Module 7: Understanding and Wrangling Data

This module provides an introduction to the interconnected nature of the data science pipeline. We consider how to ask research questions, pursue research goals, prepare data, and communicate results.

Module 8: Populations, Samples, and Statistics

How do values of a statistic vary from sample to sample? How does that depend on the sampling scheme? These questions will be answered in this module focusing on Populations, Samples, and Statistics.

Module 9: Statistical Inference for Populations

When we only have information from a sample, what can we say about the underying population? We will look at two inferential techniques that allow us to determine a range of reasonable values for an unknown population parameter or decide between two competing theories about our unknown population parameter.

Module 10: Linear Regression

This module introduces how to predict a quantitative response variable using a linear regression model given a set of provided predictor variables.

Module 11: Logistic Regression and Classification

In this module, we introduce the logistic regression model for predicting a categorical response variable with two distinct values. We discuss how to fit and evaluate a logistic regression model for machine learning purposes and how to use this model as the basis of a classifier.

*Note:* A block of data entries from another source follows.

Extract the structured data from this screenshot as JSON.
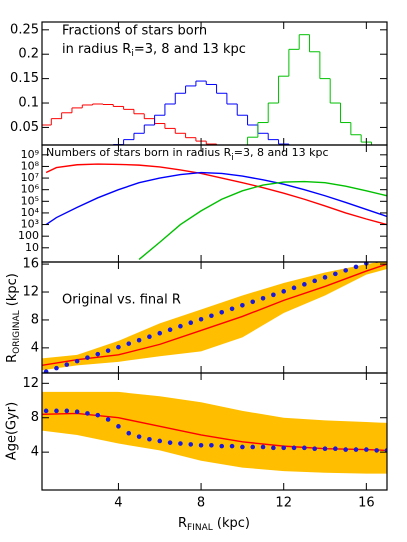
{
  "chart_data": [
    {
      "type": "step",
      "title": {
        "line1": "Fractions of stars born",
        "line2a": "in radius R",
        "line2sub": "i",
        "line2b": "=3, 8 and 13 kpc"
      },
      "xlim": [
        0.3,
        17
      ],
      "ylim": [
        0.014,
        0.266
      ],
      "yticks": [
        0.05,
        0.1,
        0.15,
        0.2,
        0.25
      ],
      "series": [
        {
          "color": "#ff0000",
          "x": [
            0.5,
            1,
            1.5,
            2,
            2.5,
            3,
            3.5,
            4,
            4.5,
            5,
            5.5,
            6,
            6.5,
            7,
            7.5,
            8,
            8.5,
            9
          ],
          "values": [
            0.055,
            0.068,
            0.08,
            0.09,
            0.096,
            0.098,
            0.097,
            0.093,
            0.087,
            0.078,
            0.068,
            0.058,
            0.048,
            0.038,
            0.029,
            0.022,
            0.016,
            0.012
          ]
        },
        {
          "color": "#0000ff",
          "x": [
            4,
            4.5,
            5,
            5.5,
            6,
            6.5,
            7,
            7.5,
            8,
            8.5,
            9,
            9.5,
            10,
            10.5,
            11,
            11.5,
            12,
            12.5
          ],
          "values": [
            0.015,
            0.025,
            0.038,
            0.055,
            0.075,
            0.098,
            0.12,
            0.135,
            0.145,
            0.138,
            0.12,
            0.098,
            0.075,
            0.055,
            0.038,
            0.025,
            0.016,
            0.01
          ]
        },
        {
          "color": "#00c000",
          "x": [
            10,
            10.5,
            11,
            11.5,
            12,
            12.5,
            13,
            13.5,
            14,
            14.5,
            15,
            15.5,
            16,
            16.5,
            17
          ],
          "values": [
            0.012,
            0.03,
            0.06,
            0.1,
            0.155,
            0.21,
            0.24,
            0.205,
            0.15,
            0.1,
            0.06,
            0.035,
            0.02,
            0.012,
            0.008
          ]
        }
      ]
    },
    {
      "type": "line",
      "log_scale": true,
      "title": {
        "line1a": "Numbers of stars born  in radius R",
        "line1sub": "i",
        "line1b": "=3, 8 and 13 kpc"
      },
      "xlim": [
        0.3,
        17
      ],
      "ylim": [
        0.6,
        7000000000
      ],
      "yticks": [
        10,
        100,
        {
          "value": 1000,
          "label": "10³"
        },
        {
          "value": 10000,
          "label": "10⁴"
        },
        {
          "value": 100000,
          "label": "10⁵"
        },
        {
          "value": 1000000,
          "label": "10⁶"
        },
        {
          "value": 10000000,
          "label": "10⁷"
        },
        {
          "value": 100000000,
          "label": "10⁸"
        },
        {
          "value": 1000000000,
          "label": "10⁹"
        }
      ],
      "series": [
        {
          "color": "#ff0000",
          "x": [
            0.5,
            1,
            2,
            3,
            4,
            5,
            6,
            7,
            8,
            9,
            10,
            11,
            12,
            13,
            14,
            15,
            16,
            17
          ],
          "values": [
            30000000,
            80000000,
            140000000,
            160000000,
            150000000,
            130000000,
            90000000,
            50000000,
            25000000,
            10000000,
            4000000,
            1500000,
            500000,
            150000,
            40000,
            10000,
            3000,
            1000
          ]
        },
        {
          "color": "#0000ff",
          "x": [
            0.5,
            1,
            2,
            3,
            4,
            5,
            6,
            7,
            8,
            9,
            10,
            11,
            12,
            13,
            14,
            15,
            16,
            17
          ],
          "values": [
            1000,
            4000,
            30000,
            200000,
            1000000,
            4000000,
            10000000,
            20000000,
            30000000,
            25000000,
            15000000,
            7000000,
            3000000,
            1000000,
            300000,
            80000,
            20000,
            5000
          ]
        },
        {
          "color": "#00c000",
          "x": [
            0.5,
            1,
            2,
            3,
            4,
            5,
            6,
            7,
            8,
            9,
            10,
            11,
            12,
            13,
            14,
            15,
            16,
            17
          ],
          "values": [
            null,
            null,
            null,
            null,
            null,
            1,
            30,
            1000,
            15000,
            150000,
            800000,
            2500000,
            4500000,
            5000000,
            4000000,
            2000000,
            800000,
            300000
          ]
        }
      ]
    },
    {
      "type": "line",
      "annotation": "Original vs. final R",
      "ylabel": {
        "main": "R",
        "sub": "ORIGINAL",
        "unit": " (kpc)"
      },
      "xlim": [
        0.3,
        17
      ],
      "ylim": [
        0.4,
        16.3
      ],
      "yticks": [
        4,
        8,
        12,
        16
      ],
      "band": {
        "color": "#ffbf00",
        "x": [
          0.3,
          2,
          4,
          6,
          8,
          10,
          12,
          14,
          16,
          17
        ],
        "upper": [
          2.5,
          3,
          5,
          7.5,
          9.5,
          11.5,
          13.3,
          14.8,
          16,
          16.5
        ],
        "lower": [
          0.8,
          1.5,
          2,
          2.8,
          3.5,
          5.5,
          9,
          11.5,
          14.5,
          15.3
        ]
      },
      "series": [
        {
          "color": "#ff0000",
          "x": [
            0.3,
            2,
            4,
            6,
            8,
            10,
            12,
            14,
            16,
            17
          ],
          "values": [
            1.5,
            2.3,
            3,
            4.5,
            6.5,
            8.5,
            10.8,
            12.8,
            15,
            16
          ]
        },
        {
          "color": "#1a1add",
          "marker": "dot",
          "x": [
            0.5,
            1,
            1.5,
            2,
            2.5,
            3,
            3.5,
            4,
            4.5,
            5,
            5.5,
            6,
            6.5,
            7,
            7.5,
            8,
            8.5,
            9,
            9.5,
            10,
            10.5,
            11,
            11.5,
            12,
            12.5,
            13,
            13.5,
            14,
            14.5,
            15,
            15.5,
            16,
            16.5,
            17
          ],
          "values": [
            0.6,
            1.1,
            1.6,
            2.1,
            2.6,
            3.1,
            3.6,
            4.1,
            4.6,
            5.1,
            5.6,
            6.1,
            6.6,
            7.1,
            7.6,
            8.1,
            8.6,
            9.1,
            9.6,
            10.1,
            10.6,
            11.1,
            11.6,
            12.1,
            12.6,
            13.1,
            13.6,
            14.1,
            14.6,
            15.1,
            15.6,
            16.1,
            16.5,
            16.8
          ]
        }
      ]
    },
    {
      "type": "line",
      "ylabel": {
        "main": "Age(Gyr)"
      },
      "xlabel": {
        "main": "R",
        "sub": "FINAL",
        "unit": " (kpc)"
      },
      "xlim": [
        0.3,
        17
      ],
      "xticks": [
        4,
        8,
        12,
        16
      ],
      "ylim": [
        -0.4,
        13.2
      ],
      "yticks": [
        4,
        8,
        12
      ],
      "band": {
        "color": "#ffbf00",
        "x": [
          0.3,
          2,
          4,
          6,
          8,
          10,
          12,
          14,
          16,
          17
        ],
        "upper": [
          11,
          11,
          11,
          10.5,
          9.8,
          8.8,
          8,
          7.7,
          7.5,
          7.4
        ],
        "lower": [
          6.5,
          6,
          5,
          4.2,
          3,
          2.2,
          1.8,
          1.6,
          1.5,
          1.5
        ]
      },
      "series": [
        {
          "color": "#ff0000",
          "x": [
            0.3,
            2,
            4,
            6,
            8,
            10,
            12,
            14,
            16,
            17
          ],
          "values": [
            8.4,
            8.5,
            8,
            7,
            6,
            5.2,
            4.7,
            4.4,
            4.3,
            4.2
          ]
        },
        {
          "color": "#1a1add",
          "marker": "dot",
          "x": [
            0.5,
            1,
            1.5,
            2,
            2.5,
            3,
            3.5,
            4,
            4.5,
            5,
            5.5,
            6,
            6.5,
            7,
            7.5,
            8,
            8.5,
            9,
            9.5,
            10,
            10.5,
            11,
            11.5,
            12,
            12.5,
            13,
            13.5,
            14,
            14.5,
            15,
            15.5,
            16,
            16.5,
            17
          ],
          "values": [
            8.8,
            8.8,
            8.8,
            8.7,
            8.5,
            8.3,
            7.8,
            7,
            6.2,
            5.8,
            5.5,
            5.3,
            5.1,
            5,
            4.9,
            4.8,
            4.8,
            4.7,
            4.7,
            4.6,
            4.6,
            4.6,
            4.5,
            4.5,
            4.5,
            4.5,
            4.4,
            4.4,
            4.4,
            4.3,
            4.3,
            4.3,
            4.2,
            4.2
          ]
        }
      ]
    }
  ]
}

Module 12: Feature Selection and Cross-Validation Techniques

What does it mean to overfit a predictive model? How does an overfit model impact our ability to pursue machine learning goals? We explore ways of attempting to find the optimal combination of explanatory variables that best meet our machine learning goals for a predictive model.

Module 13: More Machine Learning Methods

This module provides a deeper dive into some selected machine learning methods. This provides additional materials for a motivated student interested in deepening their awareness of machine learning methods.